Parents took their children out of school today in protest at tests that they say are overstretching schoolchildren.

Sats tests for six- and seven-year-olds aren't new, but many believe they have increased in difficulty over the years.

Supporters of the tests say this is the only way to ensure that pupils who are struggling can be identified and helped.


New SATs 'ensure children master basic skills'

Chris McGovern is a retired headteacher with 35 years' teaching experience Credit: PA

New tougher SATs "ensure" schools help children master basic employment skills such as literacy and numeracy.

Campaign for Real Education chairman Chris McGovern criticised Tuesday's "Let Kids Be Kids" campaign, saying using children as part of the protest is a "sure way of upsetting their sanity and wellbeing".

Mr McGovern said British school-leavers are shown to be doing "very badly" and believes the UK has become an "education basket case".

OECD figures reveal by the age of 15 UK youngsters are up to three years behind 15 year-olds in parts of the Asia-Pacific.

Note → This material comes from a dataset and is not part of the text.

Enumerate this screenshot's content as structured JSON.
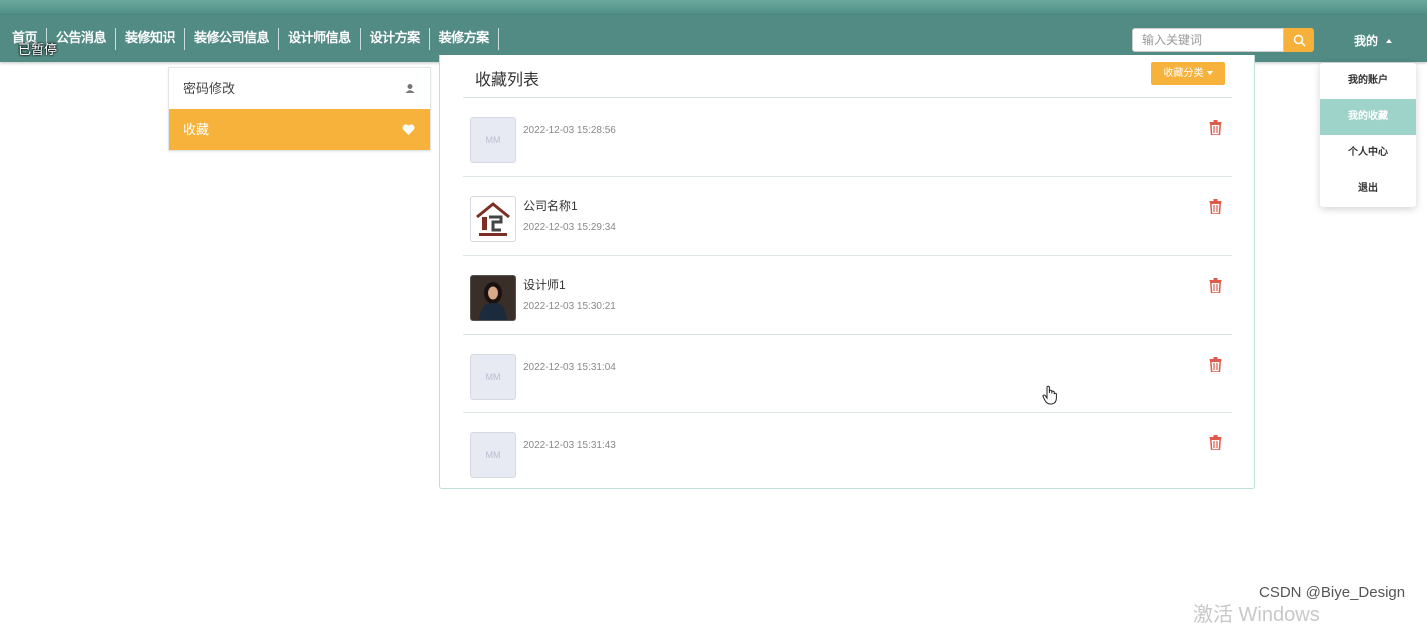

Mr McGovern said the latest figures are tantamount to a "betrayal" of the younger generation.

"Yes, we need to let kids be kids but we need to ensure that they have a future, too", he says.

"SATs are an educational health check. For short-term pain they provide long-term gain".

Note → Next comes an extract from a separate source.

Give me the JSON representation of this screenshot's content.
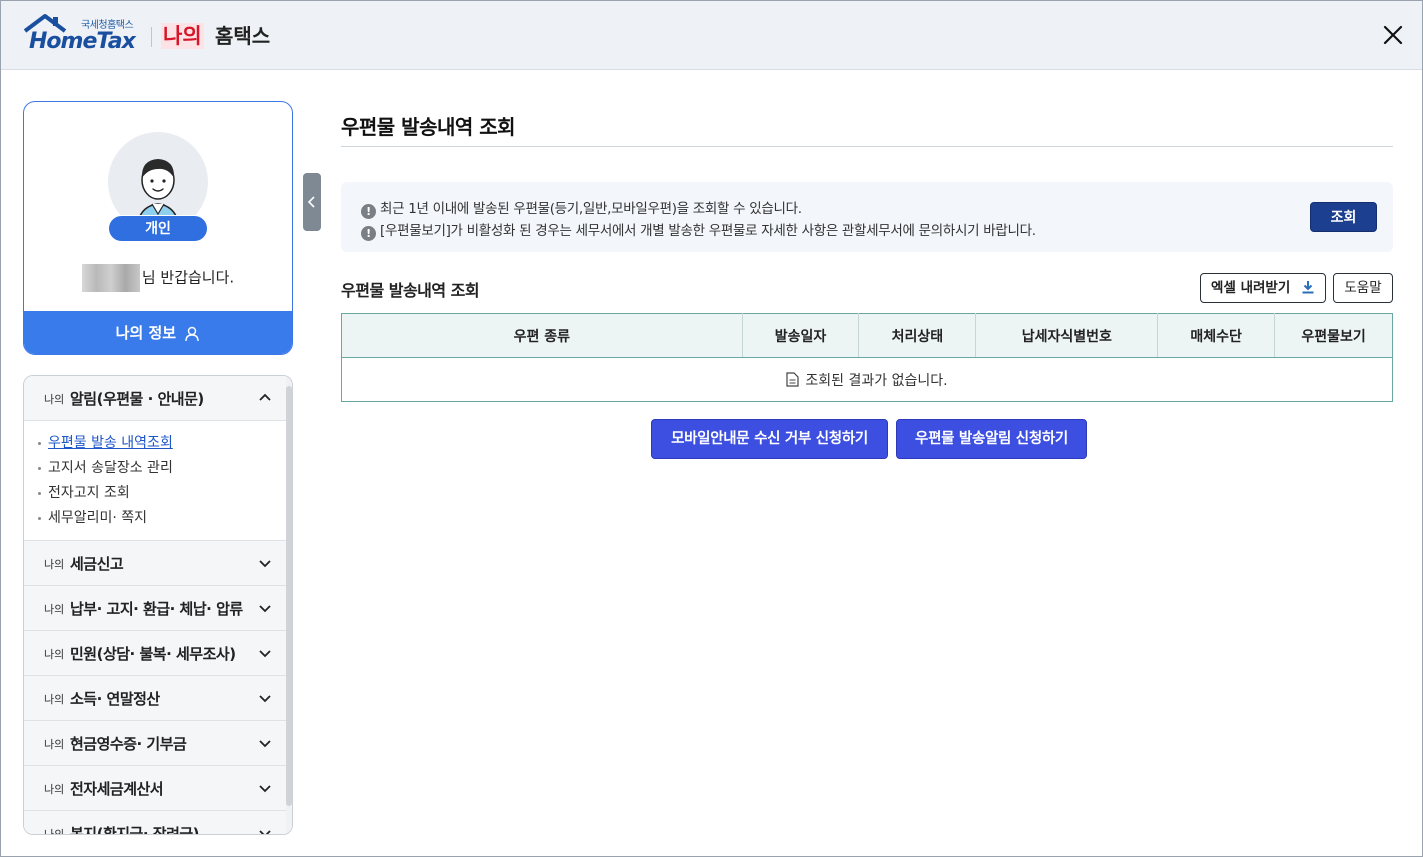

School strike: 'SATs stress like Charles Dickens scene'

"Let Our Kids Be Kids" campaign kicks off Credit: Good Morning Britain

SATs exams are leaving schoolchildren "disengaged and stressed", according to some parents.

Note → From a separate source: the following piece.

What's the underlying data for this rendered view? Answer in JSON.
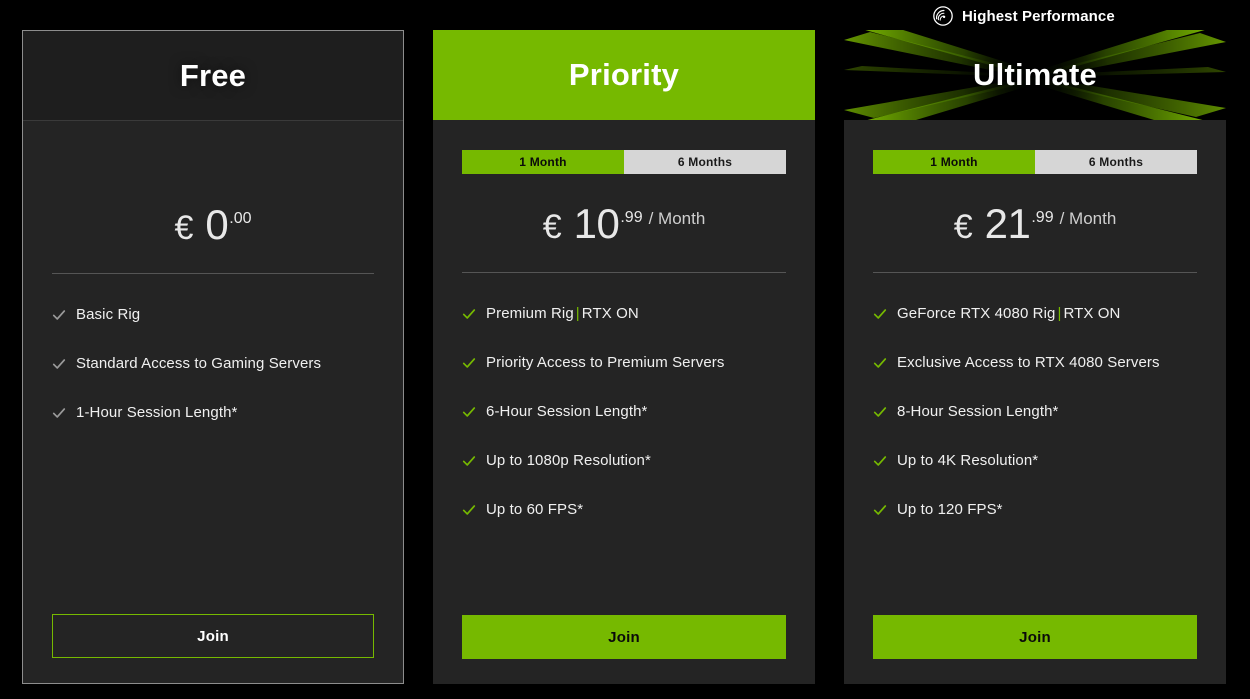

Thousands of children are being kept at home on Tuesday as part of a Let Our Kids Be Kids campaign against tests for six, seven and 11-year-olds.

Ben Ramalingam, who is keeping his five-year-old son off school, said some parents believe the situation is turning into a "mental health crisis".

"We are concerned parents taking a stand, we don't want our kids to be stressed out by the time they become teenagers because they have been inappropriately taught", he said.

"Our children are being pushed towards rote-based learning. It is like something out of Charles Dickens".

Jane Clout said: "I'm a grandmother and I sent my children through the state system in the late 1970s and early 1980s, and when I first started taking these boys to school I was struck by how primary schools have improved.

"But this is like going back to the 1950s".


Children boycotting school in protest over SATs

Schoolchildren in Lancaster are among thousands not going to class today in protest over rigorous new testing for six and seven-year-olds.

Good Morning Britain Correspondent Katy Rickitt is with a number of children who are campaigning against the SATs - introduced to the curriculum last year.

School strike: 'No time in curriculum for test preparation'

Former headteacher Kit Messenger says tests come at the expense of other skills Credit: GMB

Children should not be trained for tests at the expense of developing "essential" skills such as reading, writing and grammar.

Former headteacher Kit Messenger, speaking on ITV's Good Morning Britain, said she does not favour test preparation "to the sacrifice of skills that are absolutely essential for children's futures".

Although she advocates rigorous maths and writing teaching, Ms Messenger places more emphasis on developing workplace skills such as resilience and interpersonal ability.

Ms Messenger added exams "do not necessarily tell you where children are", and that "there is not the time within the curriculum" to prepare children for tests".

"If you look at the quantity that is required for teachers to teach in order for children to be successful in the papers now - it is to the sacrifice of everything else," she said.